Weyburn’s city council approved a small shift in the mill rates at their meeting on Monday evening, lowering the tax rate on commercial properties and raising it slightly on residential properties, along with an increase in agricultural and railway mill rates.
Prior to setting the mill rates, which determine the rate of taxation for 2021, council had asked the Economic Ad Hoc committee to look at reducing the ratio between commercial and residential properties. Weyburn’s ratio was 1.92, which means commercial properties paid 1.92 times as much residential property owners at the set tax rate.
The recommendation was to raise the mill rates for agricultural and railway properties, and on residential properties, and to lower the commercial mill rate.
The result will be, for a commercial property with an assessment of $300,000, a decrease of $13.70, and for a residential property with an assessment of $300,000, there will be an increase of about 97 cents.
Coun. Jeff Richards said he would vote in favour of this move as 2020 was a very difficult year for the business community, and 2021 might be even harder.
“A $13.70 decrease isn’t going to make much difference, and it might not, but what’s important is it’s not an increase. The message to the business community is, ‘don’t worry about your taxes going up this year, we’re going to hold fast on that’,” said Coun. Richards, adding the message to the province’s business community is that Weyburn is open for business, and in spite of tough times, they are lowering taxes for businesses.
He acknowledged the commercial to residential ratio isn’t as good as it is for Regina, but added, “We can’t do this quickly. We have to do it slow and we have to do it intelligently.”
Coun. Ryan Janke agreed with the direction council is taking on this issue, and said, “I would rather see a tiny increase on residential taxes rather than be the proverbial straw that breaks the camel’s back and cause someone to lose their job and not be able to pay their rent or make a payment.”
The sole dissenter on this vote was Coun. Dick Michel, who argued that residential taxpayers have paid their share by handling the hospital levy alone, as it was not put onto the commercial sector. This year, the levy came off the tax bill, after being at $40 last year and $140 a year prior to that.
Coun. Mel Van Betuw supported the shift, and commented, “I do believe the business is suffering. This is a small gesture, but it’s a gesture to say, ‘we do support you’. If we didn’t do anything, the increase would’ve been in the scope of $50-60 rather than a decrease. I just hope residents understand the need to support our businesses in town.”
Mayor Marcel Roy said he had to disagree with Coun. Michel, pointing out that the city needs to have things in the right perspective as they try to keep taxes as low as they possibly can.
Coun. John Corrigan was also in support of the shift in mill rates, and said the ad hoc committee had struck “an excellent balance” that would help the businesses.
“I agree with the comments that without our business community, we won’t have residents to pay taxes anyway. We need this balance,” he said. “It looks very fair to me.”

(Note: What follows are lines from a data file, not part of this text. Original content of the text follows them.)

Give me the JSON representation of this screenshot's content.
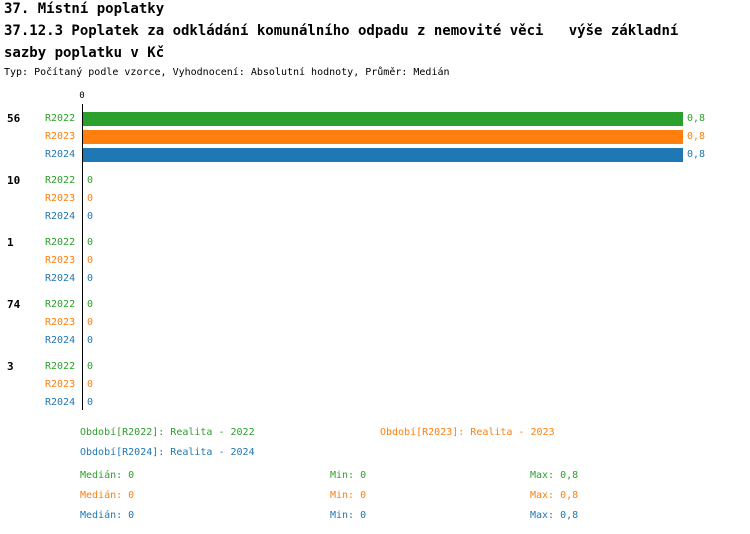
{
  "header": {
    "title_line1": "37. Místní poplatky",
    "title_line2": "37.12.3 Poplatek za odkládání komunálního odpadu z nemovité věci   výše základní",
    "title_line3": "sazby poplatku v Kč",
    "meta": "Typ: Počítaný podle vzorce, Vyhodnocení: Absolutní hodnoty, Průměr: Medián"
  },
  "chart_data": {
    "type": "bar",
    "orientation": "horizontal",
    "categories": [
      "56",
      "10",
      "1",
      "74",
      "3"
    ],
    "series": [
      {
        "name": "R2022",
        "color": "#2CA02C",
        "values": [
          0.8,
          0,
          0,
          0,
          0
        ],
        "value_labels": [
          "0,8",
          "0",
          "0",
          "0",
          "0"
        ]
      },
      {
        "name": "R2023",
        "color": "#FF7F0E",
        "values": [
          0.8,
          0,
          0,
          0,
          0
        ],
        "value_labels": [
          "0,8",
          "0",
          "0",
          "0",
          "0"
        ]
      },
      {
        "name": "R2024",
        "color": "#1F77B4",
        "values": [
          0.8,
          0,
          0,
          0,
          0
        ],
        "value_labels": [
          "0,8",
          "0",
          "0",
          "0",
          "0"
        ]
      }
    ],
    "x_axis": {
      "min": 0,
      "max": 0.8,
      "tick_label": "0"
    },
    "grid": false,
    "legend_position": "bottom"
  },
  "legend": {
    "items": [
      {
        "label": "Období[R2022]: Realita - 2022",
        "color": "#2CA02C"
      },
      {
        "label": "Období[R2023]: Realita - 2023",
        "color": "#FF7F0E"
      },
      {
        "label": "Období[R2024]: Realita - 2024",
        "color": "#1F77B4"
      }
    ]
  },
  "stats": {
    "rows": [
      {
        "median": "Medián: 0",
        "min": "Min: 0",
        "max": "Max: 0,8",
        "color": "#2CA02C"
      },
      {
        "median": "Medián: 0",
        "min": "Min: 0",
        "max": "Max: 0,8",
        "color": "#FF7F0E"
      },
      {
        "median": "Medián: 0",
        "min": "Min: 0",
        "max": "Max: 0,8",
        "color": "#1F77B4"
      }
    ]
  }
}
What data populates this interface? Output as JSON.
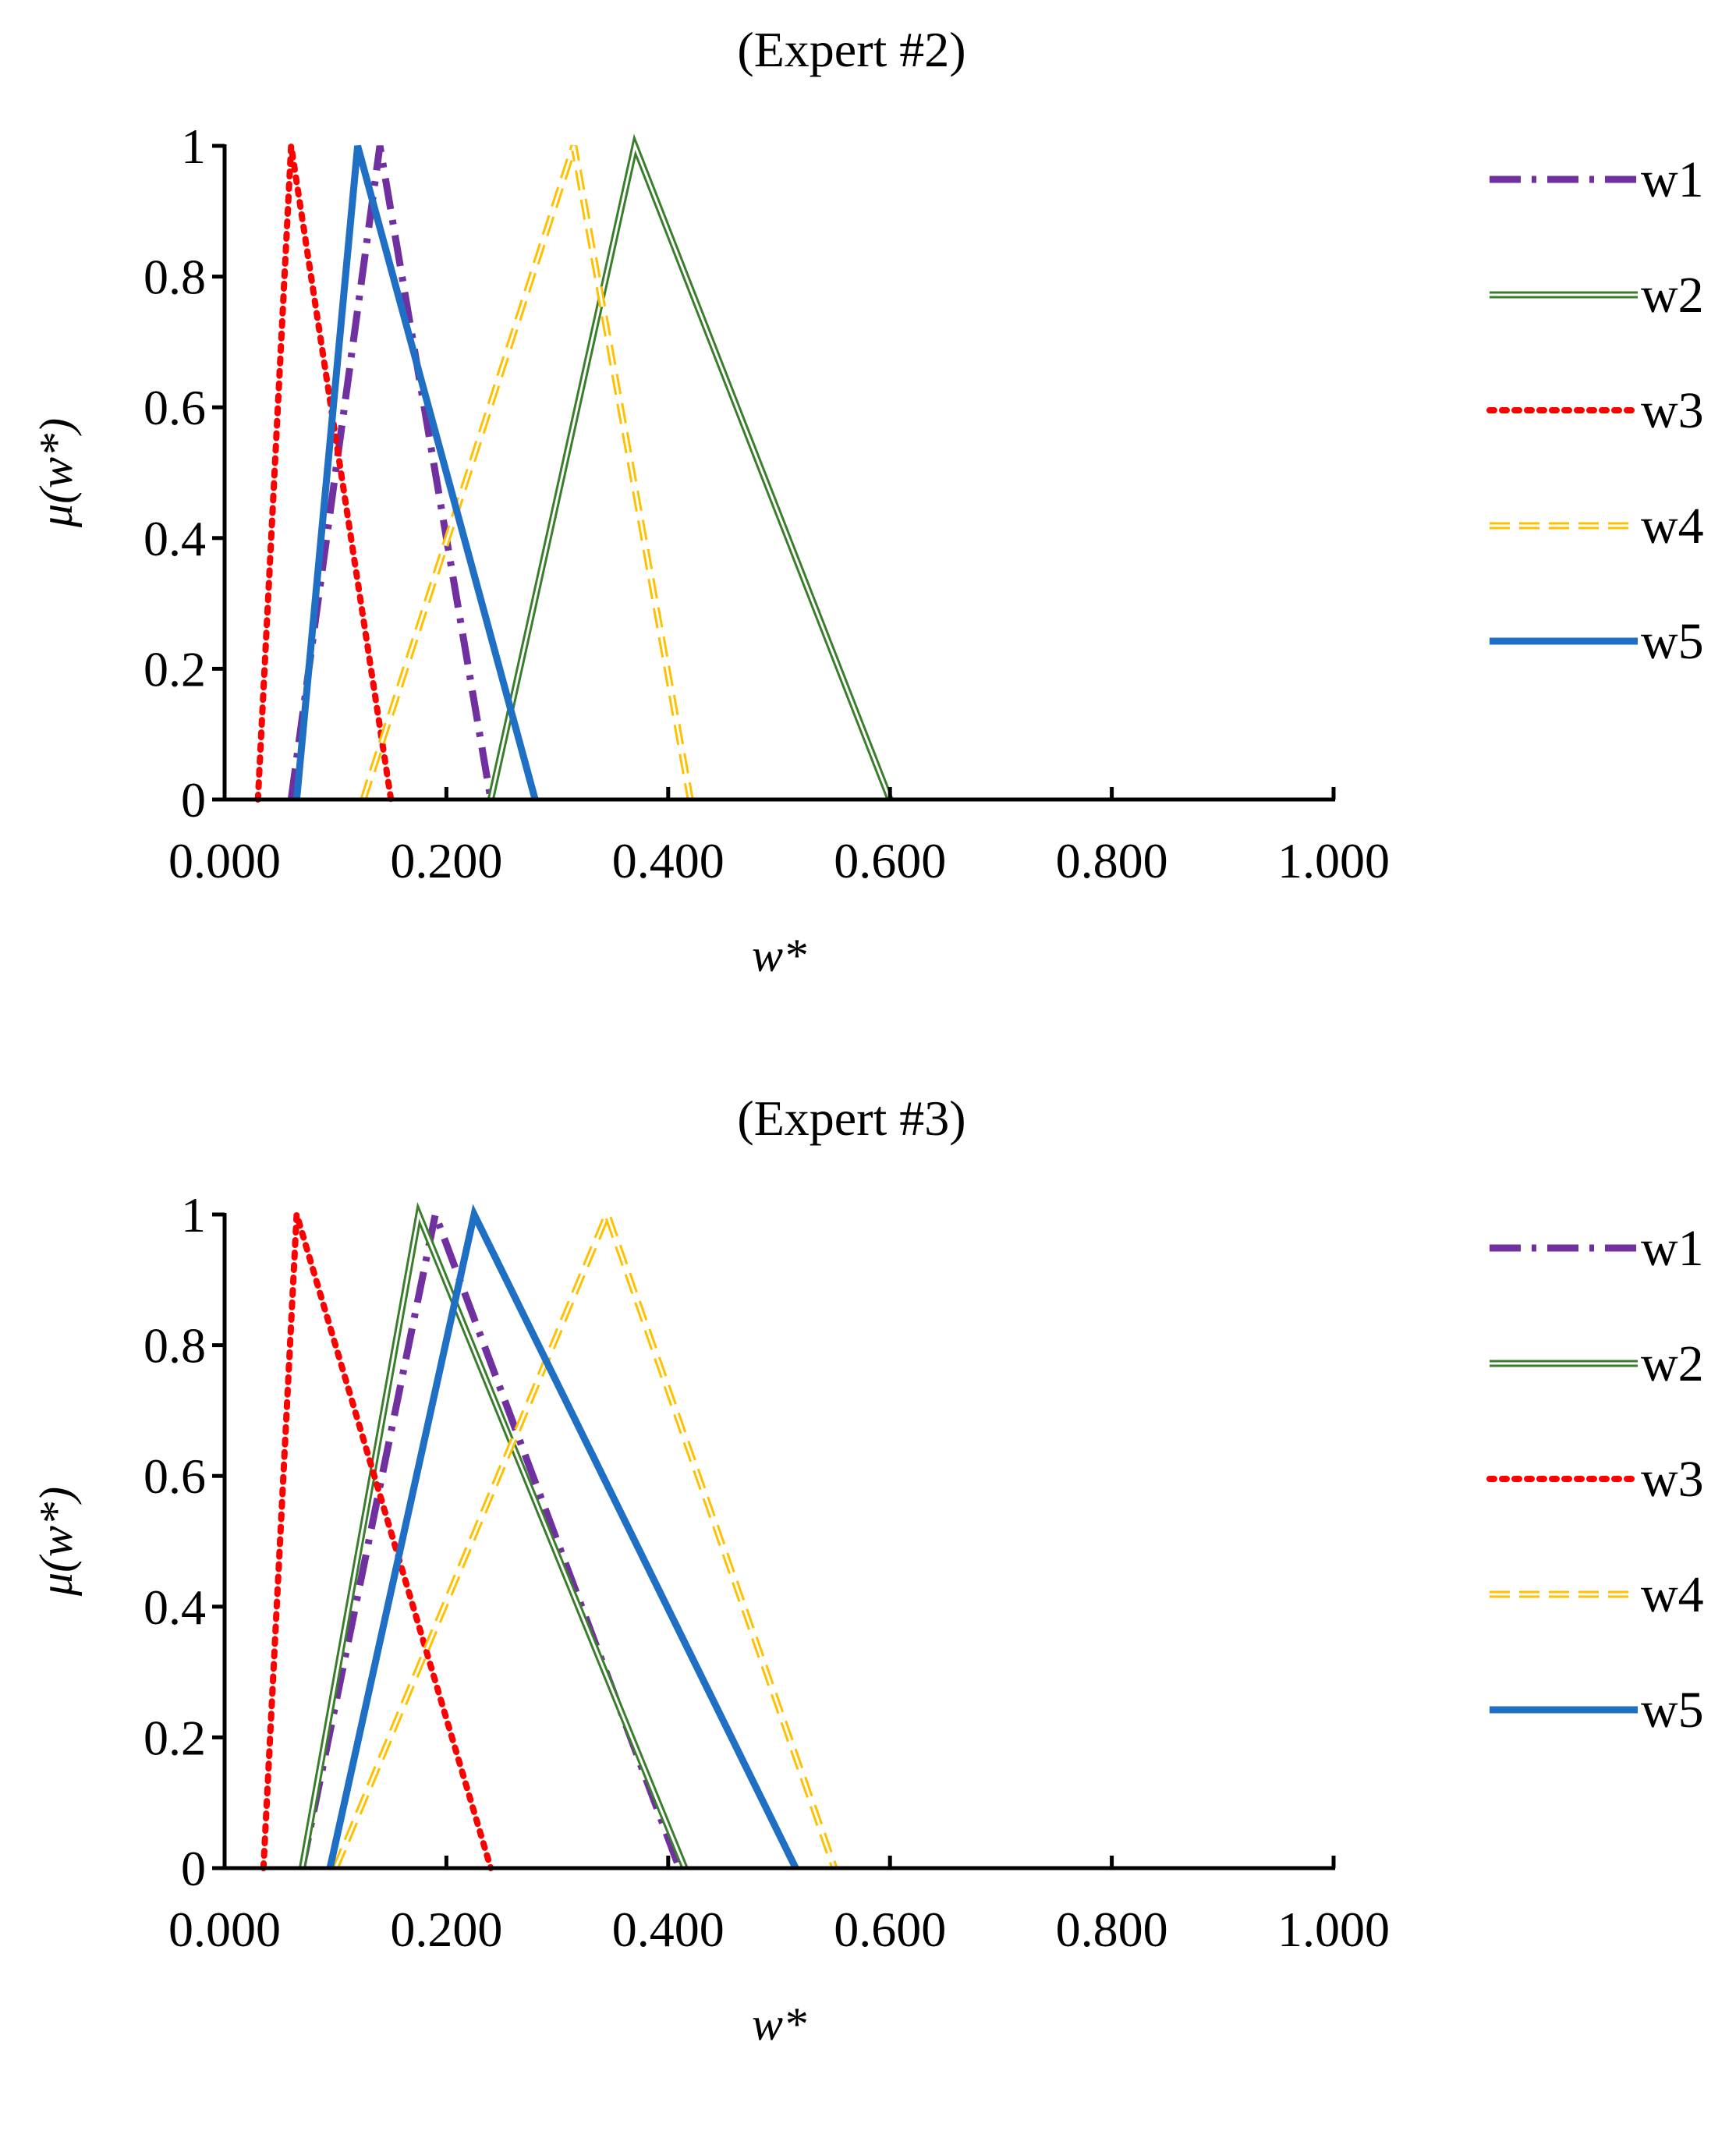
{
  "chart_data": [
    {
      "type": "line",
      "title": "(Expert #2)",
      "xlabel": "w*",
      "ylabel": "μ(w*)",
      "xlim": [
        0,
        1
      ],
      "ylim": [
        0,
        1
      ],
      "x_ticks": [
        "0.000",
        "0.200",
        "0.400",
        "0.600",
        "0.800",
        "1.000"
      ],
      "y_ticks": [
        "0",
        "0.2",
        "0.4",
        "0.6",
        "0.8",
        "1"
      ],
      "legend_position": "right",
      "series": [
        {
          "name": "w1",
          "style": "dash-dot",
          "color": "#7030a0",
          "x": [
            0.06,
            0.14,
            0.24
          ],
          "y": [
            0,
            1,
            0
          ]
        },
        {
          "name": "w2",
          "style": "double",
          "color": "#3a7d2c",
          "x": [
            0.24,
            0.37,
            0.6
          ],
          "y": [
            0,
            1,
            0
          ]
        },
        {
          "name": "w3",
          "style": "dotted",
          "color": "#ff0000",
          "x": [
            0.03,
            0.06,
            0.15
          ],
          "y": [
            0,
            1,
            0
          ]
        },
        {
          "name": "w4",
          "style": "dashed-double",
          "color": "#ffc000",
          "x": [
            0.125,
            0.315,
            0.42
          ],
          "y": [
            0,
            1,
            0
          ]
        },
        {
          "name": "w5",
          "style": "solid",
          "color": "#1f6fc4",
          "x": [
            0.065,
            0.12,
            0.28
          ],
          "y": [
            0,
            1,
            0
          ]
        }
      ]
    },
    {
      "type": "line",
      "title": "(Expert #3)",
      "xlabel": "w*",
      "ylabel": "μ(w*)",
      "xlim": [
        0,
        1
      ],
      "ylim": [
        0,
        1
      ],
      "x_ticks": [
        "0.000",
        "0.200",
        "0.400",
        "0.600",
        "0.800",
        "1.000"
      ],
      "y_ticks": [
        "0",
        "0.2",
        "0.4",
        "0.6",
        "0.8",
        "1"
      ],
      "legend_position": "right",
      "series": [
        {
          "name": "w1",
          "style": "dash-dot",
          "color": "#7030a0",
          "x": [
            0.07,
            0.19,
            0.41
          ],
          "y": [
            0,
            1,
            0
          ]
        },
        {
          "name": "w2",
          "style": "double",
          "color": "#3a7d2c",
          "x": [
            0.07,
            0.175,
            0.415
          ],
          "y": [
            0,
            1,
            0
          ]
        },
        {
          "name": "w3",
          "style": "dotted",
          "color": "#ff0000",
          "x": [
            0.035,
            0.065,
            0.24
          ],
          "y": [
            0,
            1,
            0
          ]
        },
        {
          "name": "w4",
          "style": "dashed-double",
          "color": "#ffc000",
          "x": [
            0.1,
            0.345,
            0.55
          ],
          "y": [
            0,
            1,
            0
          ]
        },
        {
          "name": "w5",
          "style": "solid",
          "color": "#1f6fc4",
          "x": [
            0.095,
            0.225,
            0.515
          ],
          "y": [
            0,
            1,
            0
          ]
        }
      ]
    }
  ]
}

Coun. Laura Morrissette commended finance director Laura Missal for her many hours of work on this issue, and said, “Thank you for keeping the business community in front of mind and seeing how important they really are.”
Coun. Richards pointed out that compared to other jurisdictions, Weyburn is still “exceptionally affordable” as a place to live, and this is why the city has to strike a balance.
The shift will allow the city “to make a tiny tiny bit easier for our business community,” he added, before the vote was taken. The mill rates were approved by a vote of 6-1, with Coun. Michel voting against.